Cerca de mi casa hay un supermercado, en cuya puerta siempre se encuentra un africano negro, aunque no siempre es el mismo. Están muchas horas de pie vendiendo La Farola. El otro día salía de la tienda un señor trajeado delante mío y, al pasar junto al otro, le dió un euro y le dijo: "suerte". Reconozco que me emocioné al oirlo. No me esperaba un gesto tan amable y desinteresado. Será porque estoy ya muy quemada y no espero nada bueno de casi nadie. Tampoco se me hubiera ocurrido decirselo yo, porque me temo que la única suerte que le espera ya es que no lo localicen y lo detengan.
A lo más que puede aspirar en estas circunstancias es a seguir viviendo en un piso patera, comiendo en comedores sociales y trabajando para una organización cristiana que, aunque fue cuestionada en su día, de hecho sigue ayudando a cientos de personas. El periódico es muy interesante, así que os recomiendo que lo leáis. Cada vez que encuentro un sudafricano pidiendo o vendiendo algo, procuro ayudarle si puedo. No se me va de la cabeza que han llegado a España jugándose la vida engañados por la promesa de un mundo mejor. No es lo mismo que otros a los que traen las mafias de sus países especialmente para mendigar.
Con la crisis, ellos son los más perjudicados.

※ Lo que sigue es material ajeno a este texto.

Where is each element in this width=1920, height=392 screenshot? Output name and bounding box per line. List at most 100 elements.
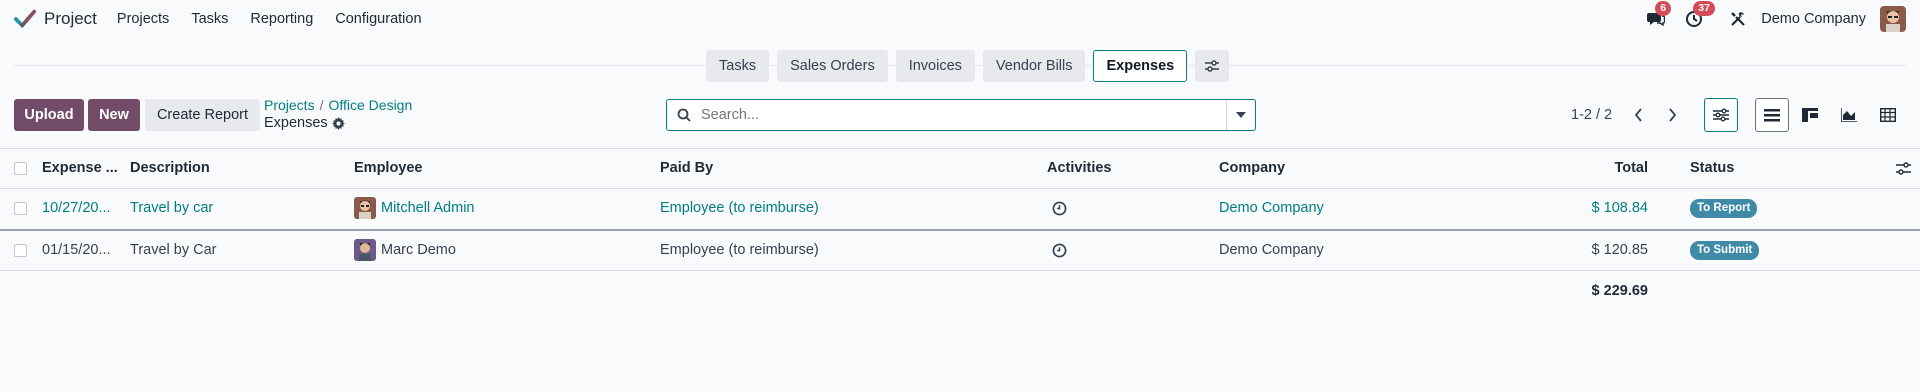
employee-avatar <box>354 239 376 261</box>
project-logo-icon[interactable] <box>14 8 36 30</box>
table-footer-row: $ 229.69 <box>0 271 1920 311</box>
search-bar <box>666 99 1256 131</box>
employee-name[interactable]: Mitchell Admin <box>381 200 474 216</box>
row-date[interactable]: 01/15/20... <box>42 230 111 270</box>
row-checkbox[interactable] <box>14 201 27 215</box>
kanban-view-icon <box>1802 108 1818 122</box>
chevron-left-icon <box>1634 108 1642 122</box>
top-navbar: Project Projects Tasks Reporting Configu… <box>0 0 1920 38</box>
column-header-status[interactable]: Status <box>1690 148 1734 188</box>
row-company[interactable]: Demo Company <box>1219 188 1324 228</box>
user-avatar-image <box>1880 6 1906 32</box>
sliders-icon <box>1205 60 1220 72</box>
debug-tools-button[interactable] <box>1727 8 1749 30</box>
tools-icon <box>1731 12 1746 26</box>
optional-columns-toggle[interactable] <box>1896 148 1911 188</box>
smart-buttons: Tasks Sales Orders Invoices Vendor Bills… <box>706 50 1230 82</box>
breadcrumb-separator: / <box>319 97 324 113</box>
row-date[interactable]: 10/27/20... <box>42 188 111 228</box>
search-icon <box>667 108 701 122</box>
smart-button-expenses[interactable]: Expenses <box>1093 50 1188 82</box>
column-header-paid-by[interactable]: Paid By <box>660 148 713 188</box>
new-button[interactable]: New <box>88 99 140 131</box>
list-view-button[interactable] <box>1755 98 1789 132</box>
column-header-company[interactable]: Company <box>1219 148 1285 188</box>
kanban-view-button[interactable] <box>1793 98 1827 132</box>
smart-button-invoices[interactable]: Invoices <box>895 50 975 82</box>
activities-button[interactable]: 37 <box>1683 1 1715 30</box>
grand-total: $ 229.69 <box>1591 283 1648 299</box>
table-row[interactable]: 01/15/20... Travel by Car Marc Demo Empl… <box>0 230 1920 270</box>
navbar-systray: 6 37 Demo Company <box>1629 0 1906 38</box>
chevron-right-icon <box>1668 108 1676 122</box>
column-header-date[interactable]: Expense ... <box>42 148 118 188</box>
row-paid-by[interactable]: Employee (to reimburse) <box>660 230 819 270</box>
search-options-toggle[interactable] <box>1226 100 1255 130</box>
clock-icon <box>1052 201 1067 215</box>
upload-button[interactable]: Upload <box>14 99 84 131</box>
table-header-row: Expense ... Description Employee Paid By… <box>0 148 1920 188</box>
messages-button[interactable]: 6 <box>1645 1 1672 30</box>
select-all-checkbox[interactable] <box>14 161 27 175</box>
pivot-view-button[interactable] <box>1871 98 1905 132</box>
pager-next[interactable] <box>1662 104 1682 126</box>
gear-icon[interactable] <box>331 116 345 130</box>
smart-button-sales-orders[interactable]: Sales Orders <box>777 50 888 82</box>
column-header-employee[interactable]: Employee <box>354 148 423 188</box>
messages-count-badge: 6 <box>1655 1 1672 16</box>
breadcrumb-office-design[interactable]: Office Design <box>328 97 412 113</box>
smart-button-vendor-bills[interactable]: Vendor Bills <box>982 50 1086 82</box>
breadcrumb: Projects / Office Design <box>264 97 412 113</box>
select-all-cell <box>14 148 27 188</box>
filter-settings-icon <box>1713 108 1729 122</box>
pivot-view-icon <box>1880 108 1896 122</box>
clock-icon <box>1052 243 1067 257</box>
status-badge: To Report <box>1690 198 1758 218</box>
column-settings-icon <box>1896 161 1911 175</box>
menu-configuration[interactable]: Configuration <box>335 11 421 27</box>
column-header-total[interactable]: Total <box>1500 148 1648 188</box>
status-badge: To Submit <box>1690 240 1760 260</box>
table-row[interactable]: 10/27/20... Travel by car Mitchell Admin… <box>0 188 1920 229</box>
smart-button-tasks[interactable]: Tasks <box>706 50 770 82</box>
menu-reporting[interactable]: Reporting <box>250 11 313 27</box>
pager-previous[interactable] <box>1628 104 1648 126</box>
filter-panel-toggle[interactable] <box>1704 98 1738 132</box>
list-view-icon <box>1764 108 1780 121</box>
row-activity-button[interactable] <box>1052 230 1067 270</box>
employee-name[interactable]: Marc Demo <box>381 242 456 258</box>
column-header-description[interactable]: Description <box>130 148 210 188</box>
activities-count-badge: 37 <box>1693 1 1715 16</box>
row-total[interactable]: $ 120.85 <box>1500 230 1648 270</box>
menu-projects[interactable]: Projects <box>117 11 169 27</box>
row-total[interactable]: $ 108.84 <box>1500 188 1648 228</box>
row-employee[interactable]: Marc Demo <box>354 230 456 270</box>
employee-avatar <box>354 197 376 219</box>
column-header-activities[interactable]: Activities <box>1047 148 1111 188</box>
row-status: To Report <box>1690 188 1758 228</box>
graph-view-icon <box>1841 108 1857 122</box>
pager-value[interactable]: 1-2 / 2 <box>1571 107 1612 123</box>
row-select-cell <box>14 230 27 270</box>
graph-view-button[interactable] <box>1832 98 1866 132</box>
breadcrumb-projects[interactable]: Projects <box>264 97 315 113</box>
row-description[interactable]: Travel by Car <box>130 230 216 270</box>
menu-tasks[interactable]: Tasks <box>191 11 228 27</box>
page-title: Expenses <box>264 115 345 131</box>
row-activity-button[interactable] <box>1052 188 1067 228</box>
row-description[interactable]: Travel by car <box>130 188 213 228</box>
user-avatar[interactable] <box>1880 6 1906 32</box>
search-input[interactable] <box>701 107 1226 123</box>
company-switcher[interactable]: Demo Company <box>1761 11 1866 27</box>
row-employee[interactable]: Mitchell Admin <box>354 188 474 228</box>
row-checkbox[interactable] <box>14 243 27 257</box>
app-name[interactable]: Project <box>44 9 97 29</box>
page-title-label: Expenses <box>264 115 328 131</box>
smart-button-settings[interactable] <box>1195 50 1230 82</box>
caret-down-icon <box>1236 112 1246 118</box>
row-paid-by[interactable]: Employee (to reimburse) <box>660 188 819 228</box>
row-select-cell <box>14 188 27 228</box>
row-status: To Submit <box>1690 230 1760 270</box>
create-report-button[interactable]: Create Report <box>145 99 260 131</box>
row-company[interactable]: Demo Company <box>1219 230 1324 270</box>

Cuando oigo a la gente en la calle quejándose de que ya no pueden comer en sitios caros o viajar al extranjero, me da rabia pensar que, para algunos, significa realmente depender de la caridad sin ninguna perspectiva de mejora. Siempre salen perdiendo los mismos. El africano del supermercado es una persona educada que siempre tiene una sonrisa para cada uno y un "buenos días" que te alegra la mañana. La mirada limpia de quien sabe lo que es no tener nada y agradece cualquier detalle. Hace unos días que no le veo. Espero que no le haya abandonado su suerte.